Crispy roasted broccoli crowned with a creamy lemon-herb tahini drizzle for a vibrant, healthy side.

# List of ingredients:

→ For the Roasted Broccoli

01 - 1 ½ lbs broccoli, cut into florets
02 - 2 tbsp olive oil
03 - ½ tsp sea salt
04 - ¼ tsp freshly ground black pepper

→ For the Lemon Herb Tahini Drizzle

05 - ⅓ cup tahini (sesame seed paste)
06 - 2 tbsp fresh lemon juice
07 - 1 small clove garlic, finely grated
08 - 2 tbsp fresh parsley, finely chopped
09 - 1 tbsp fresh dill, finely chopped
10 - 3–4 tbsp water (to desired consistency)
11 - ½ tsp sea salt
12 - Zest of ½ lemon

→ To Serve

13 - Extra chopped herbs (optional)
14 - Lemon wedges (optional)

# Steps:

01 - Preheat the oven to 425°F. Line a large baking sheet with parchment paper.
02 - In a large bowl, toss the broccoli florets with olive oil, sea salt, and black pepper until evenly coated.
03 - Spread the broccoli on the prepared baking sheet in a single layer.

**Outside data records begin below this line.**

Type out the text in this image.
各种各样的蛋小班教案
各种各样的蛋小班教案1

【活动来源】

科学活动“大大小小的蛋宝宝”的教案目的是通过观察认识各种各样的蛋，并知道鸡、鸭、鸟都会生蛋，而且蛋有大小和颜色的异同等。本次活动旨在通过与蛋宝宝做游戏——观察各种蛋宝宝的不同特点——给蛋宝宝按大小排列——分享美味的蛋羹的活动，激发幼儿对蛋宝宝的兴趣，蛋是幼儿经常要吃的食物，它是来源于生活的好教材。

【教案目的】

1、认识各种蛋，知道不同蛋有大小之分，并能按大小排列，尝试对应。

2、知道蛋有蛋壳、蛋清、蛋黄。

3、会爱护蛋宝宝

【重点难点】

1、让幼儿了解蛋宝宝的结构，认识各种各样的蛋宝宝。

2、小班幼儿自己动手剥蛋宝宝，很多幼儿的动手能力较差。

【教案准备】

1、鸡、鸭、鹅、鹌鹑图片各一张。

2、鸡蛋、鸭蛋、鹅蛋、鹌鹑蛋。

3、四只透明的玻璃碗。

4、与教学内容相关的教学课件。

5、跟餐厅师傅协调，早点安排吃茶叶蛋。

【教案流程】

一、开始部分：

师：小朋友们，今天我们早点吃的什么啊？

Roast for 18–20 minutes, turning halfway through, until the edges are crispy and the stems are tender.
04 - While the broccoli roasts, whisk together the tahini, lemon juice, grated garlic, chopped parsley, dill, sea salt, and lemon zest in a medium bowl. Gradually add water, 1 tablespoon at a time, until the sauce reaches a creamy, pourable consistency.
05 - Arrange the roasted broccoli on a serving platter and drizzle generously with the lemon herb tahini sauce.
06 - Finish with extra chopped herbs and lemon wedges if desired. Serve warm or at room temperature.

# Expert Advice:

01 -
  • The tahini drizzle is so good you will want to put it on everything from roasted carrots to grain bowls to plain rice.
  • It transforms humble broccoli into something that looks and tastes like it came from a Mediterranean restaurant.
  • Ready in 30 minutes with almost zero hands on effort, making it perfect for weeknight dinners when energy is low but you still want something vibrant.
02 -
  • Tahini seizes and clumps when you first add liquid, which is completely normal, so just keep whisking and adding water gradually and it will turn creamy.
  • Crowding the baking sheet is the number one reason roasted vegetables turn out soft instead of crispy, so use two sheets if necessary.
03 -
  • Peel and slice the broccoli stalks into thin rounds and roast them alongside the florets because they get incredibly sweet and crispy and throwing them away is a waste.
  • A pinch of chili flakes in the tahini sauce adds a gentle heat that elevates every other flavor without overpowering the dish.